Gern hat Johann Gottfried Seume (1763 bis 1810) Auskunft über sich gegeben, in seinem berühmten Spaziergang nach Syrakus, in seinem Sommer 1805, seiner Autobiografie allesamt klassische Texte der deutschen Literatur. Insofern hatte es Eberhard Zänker leicht, sich an die Arbeit zu machen. Doch es geht dem Biografen nicht nur um Seumes Lebenslauf, sondern auch um die intellektuellen Entwicklungslinien des Ruhelosen. Hinter dem soldatischen Abenteurer in Europa (und Amerika), hinter dem Literaten zeigt Zänker uns den Gesellschaftsanalytiker und den scharfen Menschenbeobachter, zeigt er uns nicht zuletzt den Republikaner, den politischen Kopf Seume einen der hellsten seiner hellen Epoche.

Eberhard Zänker: Johann Gottfried Seume

Biographie - Faber &amp - Faber Verlag, Leipzig - 407 S., 24,

Zu ihrem 200. Todestag am 26. Juli war viel zu lesen über Karoline von Günderrode, die rätselhafte Liebesträumerin, die sich, nur 26-jährig, am Rheinufer in Winkel erdolchte. Längst gibt es eine exzellente Ausgabe ihres bleich glühenden, wetterleuchtenden Werks, eine dicke Biografie ist gerade auch erschienen nur eine knappe, einführende Monografie zu ihrem Leben und Dichten, die fehlte. Hier ist sie, geschrieben von der Bibliothekarin des Frankfurter Goethe-Museums: angenehm zu lesen, exzellent gestaltet, kurz, ein lehrreiches Vergnügen.

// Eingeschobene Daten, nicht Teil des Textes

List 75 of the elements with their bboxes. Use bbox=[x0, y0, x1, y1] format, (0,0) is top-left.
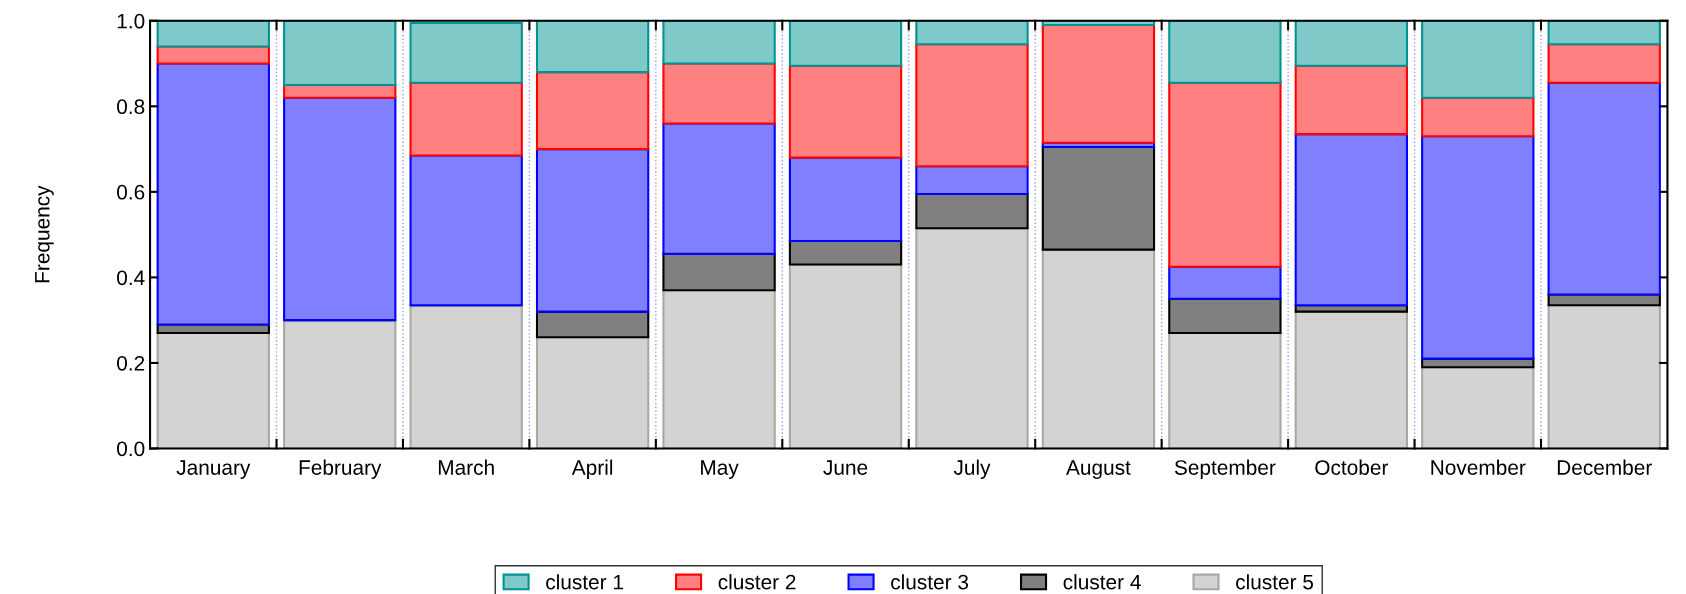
x-tick-label: October bbox=[1315, 459, 1389, 475]
x-tick-label: January bbox=[176, 460, 251, 479]
bar bbox=[409, 304, 523, 449]
bar bbox=[1421, 96, 1535, 138]
bar bbox=[662, 62, 776, 125]
bar bbox=[1421, 20, 1535, 99]
bar bbox=[1547, 43, 1661, 84]
legend-label: cluster 2 bbox=[718, 574, 796, 590]
x-tick-label: September bbox=[1174, 459, 1276, 479]
bar bbox=[535, 336, 650, 449]
bar bbox=[1168, 331, 1282, 449]
bar bbox=[1294, 20, 1409, 67]
bar bbox=[1041, 248, 1156, 449]
bar bbox=[788, 240, 903, 266]
bar bbox=[1041, 145, 1156, 251]
bar bbox=[662, 289, 776, 449]
bar bbox=[1547, 81, 1661, 296]
bar bbox=[1168, 265, 1282, 300]
y-tick-label: 0.8 bbox=[117, 99, 145, 115]
bar bbox=[156, 62, 270, 326]
bar bbox=[535, 148, 650, 313]
x-tick-label: December bbox=[1557, 459, 1652, 475]
bar bbox=[1168, 81, 1282, 268]
x-tick-label: November bbox=[1431, 459, 1526, 475]
bar bbox=[1421, 135, 1535, 360]
bar bbox=[662, 20, 776, 65]
bar bbox=[535, 71, 650, 151]
y-tick-label: 0.4 bbox=[117, 270, 145, 286]
y-tick-label: 1.0 bbox=[117, 13, 145, 29]
bar bbox=[156, 331, 270, 449]
bar bbox=[535, 20, 650, 74]
bar bbox=[283, 20, 397, 86]
y-axis-title: Frequency bbox=[35, 185, 54, 283]
bar bbox=[788, 64, 903, 159]
x-tick-label: May bbox=[701, 460, 739, 479]
x-tick-label: March bbox=[438, 459, 494, 475]
bar bbox=[1168, 20, 1282, 84]
bar bbox=[915, 43, 1029, 168]
legend-label: cluster 4 bbox=[1063, 574, 1141, 590]
y-tick-label: 0.0 bbox=[117, 441, 145, 457]
bar bbox=[409, 21, 523, 84]
x-tick-label: April bbox=[571, 459, 613, 479]
bar bbox=[915, 20, 1029, 46]
bar bbox=[788, 20, 903, 67]
bar bbox=[1294, 133, 1409, 307]
bar bbox=[662, 252, 776, 292]
y-tick-label: 0.6 bbox=[117, 184, 145, 200]
x-tick-label: August bbox=[1066, 460, 1131, 479]
x-tick-label: February bbox=[299, 459, 382, 479]
bar bbox=[1168, 297, 1282, 335]
bar bbox=[1294, 64, 1409, 136]
bar bbox=[915, 165, 1029, 196]
y-tick-label: 0.2 bbox=[117, 355, 145, 371]
legend-label: cluster 3 bbox=[891, 574, 969, 590]
bar bbox=[283, 96, 397, 322]
bar bbox=[1547, 20, 1661, 46]
bar bbox=[1421, 366, 1535, 449]
bar bbox=[409, 154, 523, 307]
bar bbox=[788, 263, 903, 449]
bar bbox=[156, 20, 270, 48]
bar bbox=[915, 192, 1029, 230]
x-tick-label: July bbox=[953, 459, 991, 479]
x-tick-label: June bbox=[823, 460, 868, 475]
bar bbox=[409, 81, 523, 157]
bar bbox=[662, 122, 776, 255]
bar bbox=[1041, 24, 1156, 144]
bar bbox=[535, 310, 650, 339]
bar bbox=[788, 156, 903, 243]
legend-label: cluster 5 bbox=[1236, 574, 1314, 590]
bar bbox=[915, 227, 1029, 449]
bar bbox=[1547, 304, 1661, 449]
bar bbox=[156, 45, 270, 65]
bar bbox=[1294, 310, 1409, 449]
legend-label: cluster 1 bbox=[546, 574, 623, 590]
bar bbox=[283, 319, 397, 449]
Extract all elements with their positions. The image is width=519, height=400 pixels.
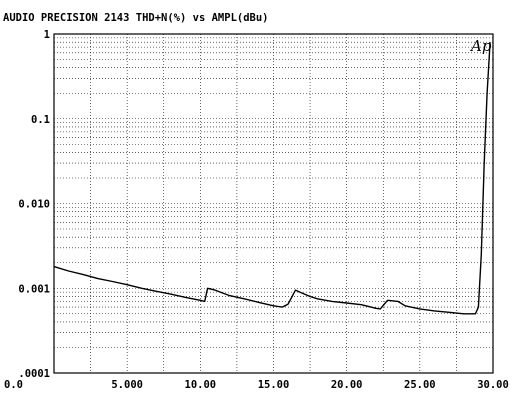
ap-logo: Ap [469, 37, 492, 55]
series-line-0 [53, 42, 491, 315]
y-tick-label: 1 [44, 29, 50, 41]
x-tick-label: 15.00 [258, 379, 290, 391]
y-tick-labels: 1 0.1 0.010 0.001 .0001 [18, 29, 50, 380]
chart-title: AUDIO PRECISION 2143 THD+N(%) vs AMPL(dB… [3, 12, 269, 24]
y-tick-label: 0.010 [18, 199, 50, 211]
x-tick-label: 20.00 [331, 379, 363, 391]
x-tick-label: 30.00 [477, 379, 509, 391]
x-tick-label: 5.000 [111, 379, 143, 391]
y-tick-label: 0.1 [31, 114, 50, 126]
y-tick-label: .0001 [18, 368, 50, 380]
series-group [53, 42, 491, 315]
y-tick-label: 0.001 [18, 283, 50, 295]
x-tick-label: 25.00 [404, 379, 436, 391]
x-tick-labels: 0.0 5.000 10.00 15.00 20.00 25.00 30.00 [4, 379, 509, 391]
grid [54, 34, 493, 373]
x-tick-label: 10.00 [185, 379, 217, 391]
x-tick-label: 0.0 [4, 379, 23, 391]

Doris Hopp: Karoline von Günderrode

Erhältlich nur über die Bibliothek des Goethe-Museums, Großer Hirschgraben 23/25 - 60311 Frankfurt a. M. (E-Mail: dhopp@goethehaus-frankfurt.de) - 69 S., Abb., 12,

Nicht alles so ganz jugendfrei, was er gedichtet hat. Anderes dann wieder fromm genug, als Kantatentext dem Meister Bach zu dienen. Der aus Thüringen stammende, einige Zeit in Hamburg ansässige Poet, Journalist, Übersetzer und Librettist Christian Friedrich Hunold alias Menantes (1680 bis 1721) gehört zu den faszinierenden Grenzgängern zwischen Barock und Aufklärung. In diesem ergötzlichen Büchlein, halb Biografie, halb Anthologie, herausgegeben von der Menantes-Gedenkstätte in Wandersleben (ZEIT Nr. 16/06), ist der gottgefällige Frivolist neu zu entdecken.